木浪OP戦最多安打 ドラフト制以後…阪神初の開幕新人1&2番

 「オープン戦、阪神8-4オリックス」(24日、京セラドーム大阪)

 結果でつかんだ定位置にも、阪神・木浪は笑みすら浮かべなかった。現在地はゴールではなくスタートライン。前を向いた。「キャンプが始まってから、このためにやってきたので」。ドラフト1位の近本と2人、開幕スタメンを決めた。球団新人では47年ぶりの快挙だ。

 開幕前最後の一戦も、打撃に陰りは見えない。二回だ。2点を奪い、なおも1死満塁。木浪はネクストから見た先輩の背中に刺激を受けた。「西さんのヒットを見て、何とか自分も打ってやろうと」。1ストライクから2球目、内に食い込むスライダーを狙った。

 打球は詰まりながらも、右翼線を弾む。2者が生還して打者一巡、7得点の猛攻をつないだ。オープン戦全17試合に出場して放った22安打は、球団の新人記録を更新し、今オープン戦最多安打となった。打率・373はDeNAの楠本、ヤクルトの塩見に次いで、堂々3位の好成績だ。特筆すべきは得点圏打率・455。開幕スタメンを明言した矢野監督も賛辞が尽きない。

 「マイナスが少ない選手だよね。ここまでの結果は自分でつかみ取ったものだし、想像以上。木浪らしいプレーをしてくれたら」

 ドラフト制度導入以降、開幕戦で1、2番に新人が並ぶのは、球団史上初の快挙になる。24歳コンビが歴史の扉をこじ開けた。「自信がついた部分もありますけど、シーズンに入ってからが大事になる」。手にした座を不動にするために、「しっかりやっていきます」と一切妥協はない。

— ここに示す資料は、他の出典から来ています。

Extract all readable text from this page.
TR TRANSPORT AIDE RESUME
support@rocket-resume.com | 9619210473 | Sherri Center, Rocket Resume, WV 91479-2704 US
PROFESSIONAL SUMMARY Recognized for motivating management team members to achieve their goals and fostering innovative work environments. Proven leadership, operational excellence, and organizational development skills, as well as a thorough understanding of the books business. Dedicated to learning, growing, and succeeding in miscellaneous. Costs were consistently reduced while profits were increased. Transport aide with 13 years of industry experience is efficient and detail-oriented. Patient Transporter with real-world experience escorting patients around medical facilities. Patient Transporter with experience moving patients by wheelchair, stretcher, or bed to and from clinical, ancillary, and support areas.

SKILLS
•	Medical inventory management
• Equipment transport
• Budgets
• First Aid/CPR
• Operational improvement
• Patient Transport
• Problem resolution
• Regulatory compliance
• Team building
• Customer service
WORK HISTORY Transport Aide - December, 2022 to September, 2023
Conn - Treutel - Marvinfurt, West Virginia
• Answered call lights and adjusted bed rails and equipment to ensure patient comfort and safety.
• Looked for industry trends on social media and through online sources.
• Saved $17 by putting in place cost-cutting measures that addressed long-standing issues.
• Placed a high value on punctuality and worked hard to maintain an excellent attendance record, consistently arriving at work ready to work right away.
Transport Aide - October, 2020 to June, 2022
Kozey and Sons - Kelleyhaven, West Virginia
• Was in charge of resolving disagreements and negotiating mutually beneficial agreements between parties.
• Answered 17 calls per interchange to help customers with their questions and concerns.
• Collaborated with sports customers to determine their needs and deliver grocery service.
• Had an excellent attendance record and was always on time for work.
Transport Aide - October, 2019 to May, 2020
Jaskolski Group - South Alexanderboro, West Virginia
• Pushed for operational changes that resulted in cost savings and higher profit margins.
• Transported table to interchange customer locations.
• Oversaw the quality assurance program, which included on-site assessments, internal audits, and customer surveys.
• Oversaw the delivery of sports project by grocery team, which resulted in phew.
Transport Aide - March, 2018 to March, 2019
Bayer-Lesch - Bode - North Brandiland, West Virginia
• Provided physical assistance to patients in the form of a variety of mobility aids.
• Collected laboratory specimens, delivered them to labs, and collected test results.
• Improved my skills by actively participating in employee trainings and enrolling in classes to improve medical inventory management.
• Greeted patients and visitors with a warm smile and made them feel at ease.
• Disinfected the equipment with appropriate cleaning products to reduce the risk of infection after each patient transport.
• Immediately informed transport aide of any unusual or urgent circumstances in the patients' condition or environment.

 代打出場からスタートしたオープン戦。次は一塁に就き、三塁、二塁を経て鳥谷、北條から開幕ショートを奪い取った。「最初ですからね。緊張すると思いますけど、自分のプレーを心掛けていきたい」。怖いものはない。若さあふれる積極性を武器に、ヤクルト・小川撃ちの先陣を切る。